Qiyas sendiri menurut mazhab Syafi’i menempati posisi ke empat sebagai sumber hukum Islam setelah Al-Qur’an, As Sunnah, dan Ijma’. Imam Syafi‟i sendiri adalah pelopor mujtahid yang menggunakan qiyas sebagai satu-satunya jalan untuk menggali hukum, beliau  mengatakan bahwa yang dimaksudkan ijtihad adalah qiyas. Beliau menambahi  bahwa “ijtihad” dan “qiyas” merupakan dua kata yang memiliki makna yang sama. (Muhammad bin Idris al-Syafi’I, Al-Risalah, hal. 477)

Tak jauh beda dengan pendapat di atas Al-Thanthawi juga  mengartikan qiyas sebagai upaya mengarahkan persoalan yang tidak ada hukumnya dalam nas Al-Qur’an dan tidak pula dalam al-Sunnah kepada perkara yang telah ada persoalan hukumnya, karena keduanya tergabung dalam satu illat (sebab adanya) hukum. (Mahmud Muhammad al-Thanthawi, Ushul Fiqh Al islami, hal. 221)

Baca Juga: Mengenal Ijma’ Sebagai Sumber Hukum Islam Perspektif Para Mufasir

Dasar Hukum Keabsahan Qiyas

Dasar hukum qiyas sebagai  salah satu sumber hukum Islam terdapat dalam  Al Qur’an, Surah an-Nisa 59:

يَا أَيُّهَا الَّذِينَ آمَنُوا أَطِيعُوا اللَّهَ وَأَطِيعُوا الرَّسُولَ وَأُولِي الْأَمْرِ مِنْكُمْ ۖ فَإِنْ تَنَازَعْتُمْ فِي شَيْءٍ فَرُدُّوهُ إِلَى اللَّهِ وَالرَّسُولِ إِنْ كُنْتُمْ تُؤْمِنُونَ بِاللَّهِ وَالْيَوْمِ الْآخِرِ ۚ ذَٰلِكَ خَيْرٌ وَأَحْسَنُ تَأْوِيلًا

Artinya: Hai orang-orang yang beriman, taatilah Allah dan taatilah Rasul (Nya), dan ulil amri di antara kamu.

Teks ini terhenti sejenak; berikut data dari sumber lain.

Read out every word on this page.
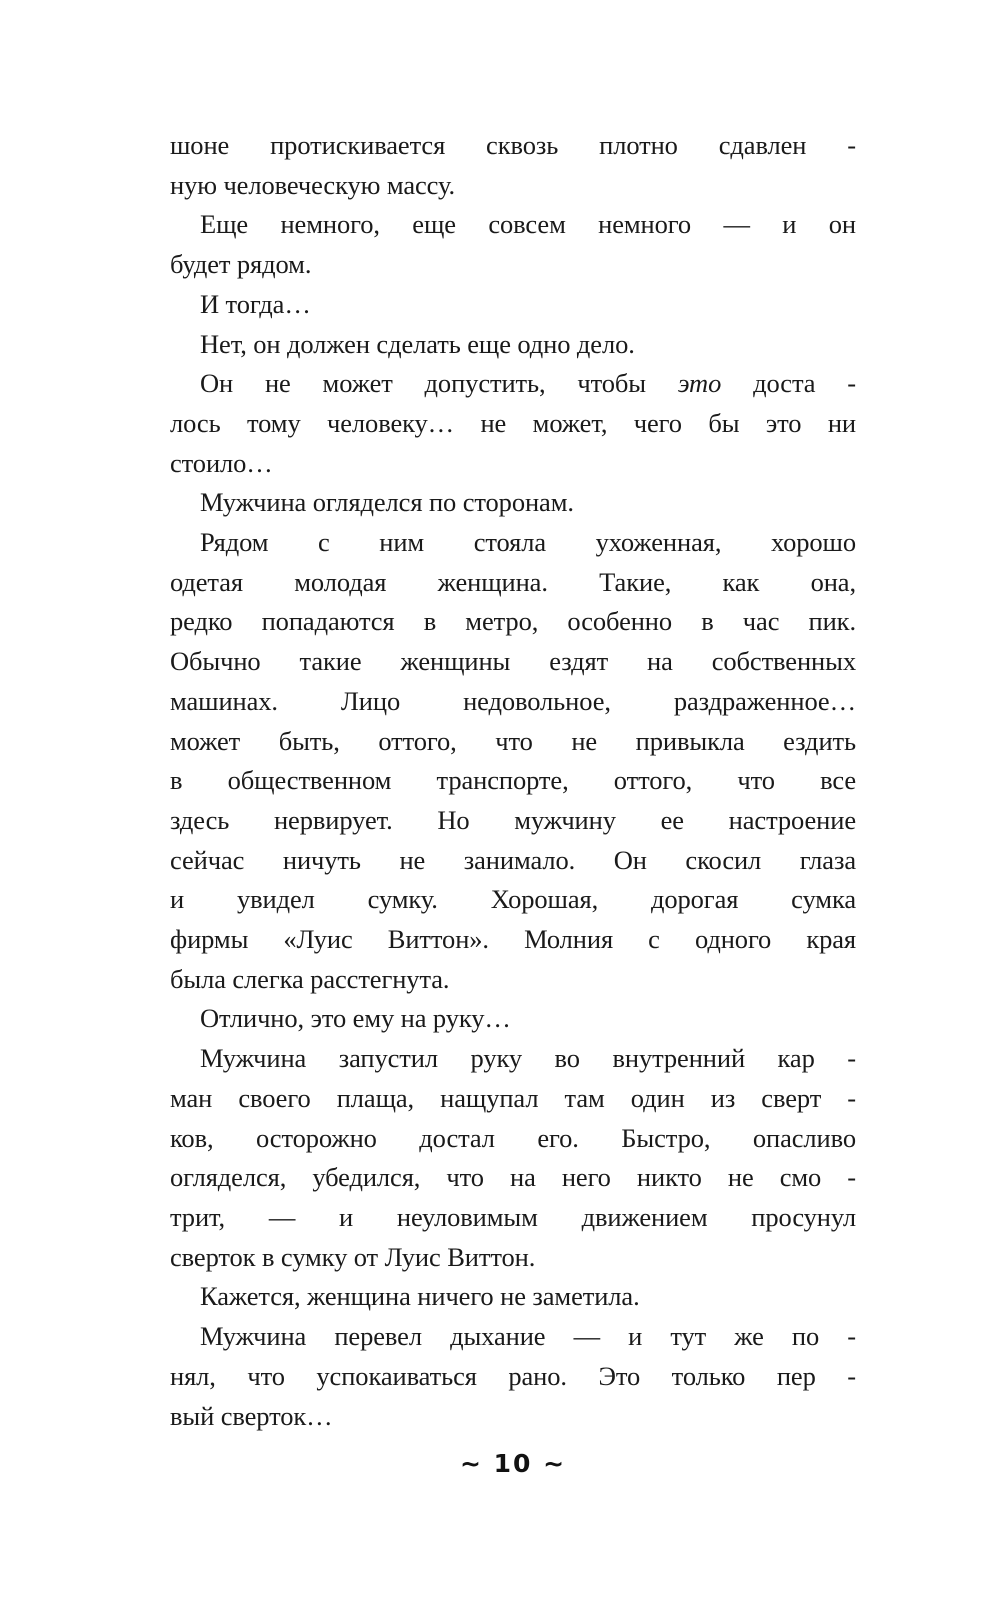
шоне протискивается сквозь плотно сдавлен -
ную человеческую массу.
Еще немного, еще совсем немного — и он
будет рядом.
И тогда…
Нет, он должен сделать еще одно дело.
Он не может допустить, чтобы это доста -
лось тому человеку… не может, чего бы это ни
стоило…
Мужчина огляделся по сторонам.
Рядом с ним стояла ухоженная, хорошо
одетая молодая женщина. Такие, как она,
редко попадаются в метро, особенно в час пик.
Обычно такие женщины ездят на собственных
машинах. Лицо недовольное, раздраженное…
может быть, оттого, что не привыкла ездить
в общественном транспорте, оттого, что все
здесь нервирует. Но мужчину ее настроение
сейчас ничуть не занимало. Он скосил глаза
и увидел сумку. Хорошая, дорогая сумка
фирмы «Луис Виттон». Молния с одного края
была слегка расстегнута.
Отлично, это ему на руку…
Мужчина запустил руку во внутренний кар -
ман своего плаща, нащупал там один из сверт -
ков, осторожно достал его. Быстро, опасливо
огляделся, убедился, что на него никто не смо -
трит, — и неуловимым движением просунул
сверток в сумку от Луис Виттон.
Кажется, женщина ничего не заметила.
Мужчина перевел дыхание — и тут же по -
нял, что успокаиваться рано. Это только пер -
вый сверток…
~ 10 ~
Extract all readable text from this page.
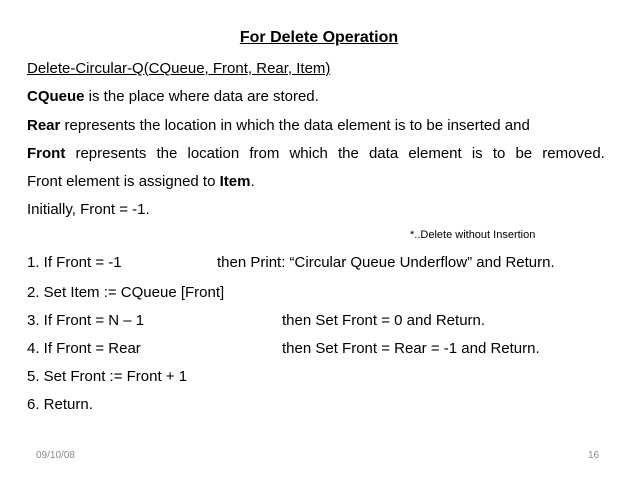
For Delete Operation
Delete-Circular-Q(CQueue, Front, Rear, Item)
CQueue is the place where data are stored.
Rear represents the location in which the data element is to be inserted and
Front represents the location from which the data element is to be removed.
Front element is assigned to Item.
Initially, Front = -1.
*..Delete without Insertion
1. If Front = -1	then Print: “Circular Queue Underflow” and Return.
2. Set Item := CQueue [Front]
3. If Front = N – 1	then Set Front = 0 and Return.
4. If Front = Rear	then Set Front = Rear = -1 and Return.
5. Set Front := Front + 1
6. Return.
09/10/08	16
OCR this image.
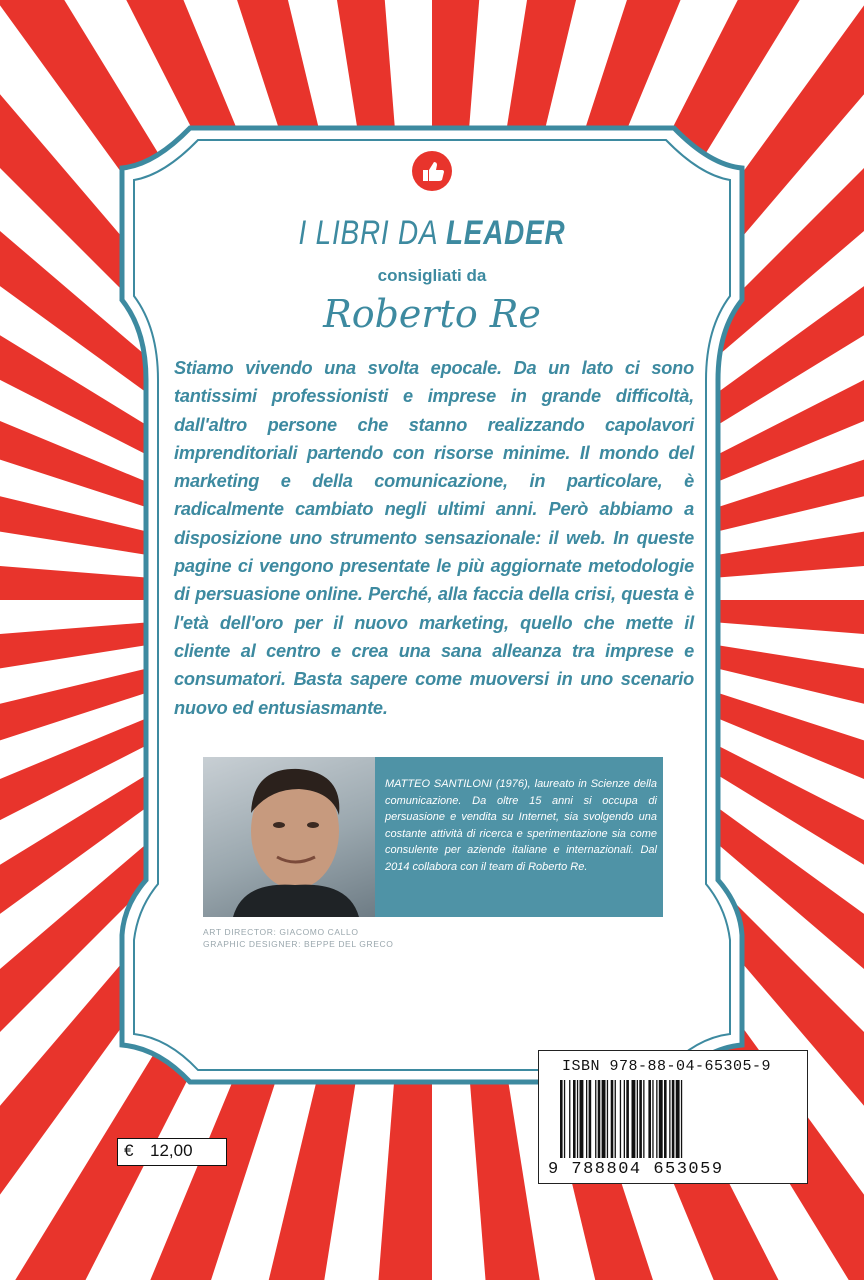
I LIBRI DA LEADER
consigliati da
Roberto Re
Stiamo vivendo una svolta epocale. Da un lato ci sono tantissimi professionisti e imprese in grande difficoltà, dall'altro persone che stanno realizzando capolavori imprenditoriali partendo con risorse minime. Il mondo del marketing e della comunicazione, in particolare, è radicalmente cambiato negli ultimi anni. Però abbiamo a disposizione uno strumento sensazionale: il web. In queste pagine ci vengono presentate le più aggiornate metodologie di persuasione online. Perché, alla faccia della crisi, questa è l'età dell'oro per il nuovo marketing, quello che mette il cliente al centro e crea una sana alleanza tra imprese e consumatori. Basta sapere come muoversi in uno scenario nuovo ed entusiasmante.
MATTEO SANTILONI (1976), laureato in Scienze della comunicazione. Da oltre 15 anni si occupa di persuasione e vendita su Internet, sia svolgendo una costante attività di ricerca e sperimentazione sia come consulente per aziende italiane e internazionali. Dal 2014 collabora con il team di Roberto Re.
ART DIRECTOR: GIACOMO CALLO
GRAPHIC DESIGNER: BEPPE DEL GRECO
ISBN 978-88-04-65305-9
9 788804 653059
€ 12,00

Kemudian jika kamu berlainan pendapat tentang sesuatu, maka kembalikanlah ia kepada Allah (Al Quran) dan Rasul (sunnahnya), jika kamu benar-benar beriman kepada Allah dan hari kemudian. Yang demikian itu lebih utama (bagimu) dan lebih baik akibatnya.

Dari penjelasan Ayat di atas  kiranya dapat menjadi dasar hukum qiyas, sebab maksud dari ungkapan “kembali kepada Allah dan Rasul” (dalam masalah khilafiah), tiada lain adalah perintah supaya menyelidiki tanda-tanda kecenderungan apa sesungguhnya yang dikehendaki Allah dan Rasul-Nya. Hal ini dapat diperoleh melalui pencarian llat hukum yang merupakan tahapan dalam melakukan qiyas. (Muhammad Abu Zahrah, Ushul Fiqih, terj. Saefullah Ma’shum, hal. 341)

Baca Juga: Mengenal Hukum Wadh’i dan Contohnya dalam Al-Qur’an

Rukun Qiyas

Berdasarkan dua definisi diatas tampak bahwa qiyas itu bisa dilakukan apabila memenuhi beberapa rukun ( Abdul Wahab Khallaf Ilmu Ushul Fiqih 60)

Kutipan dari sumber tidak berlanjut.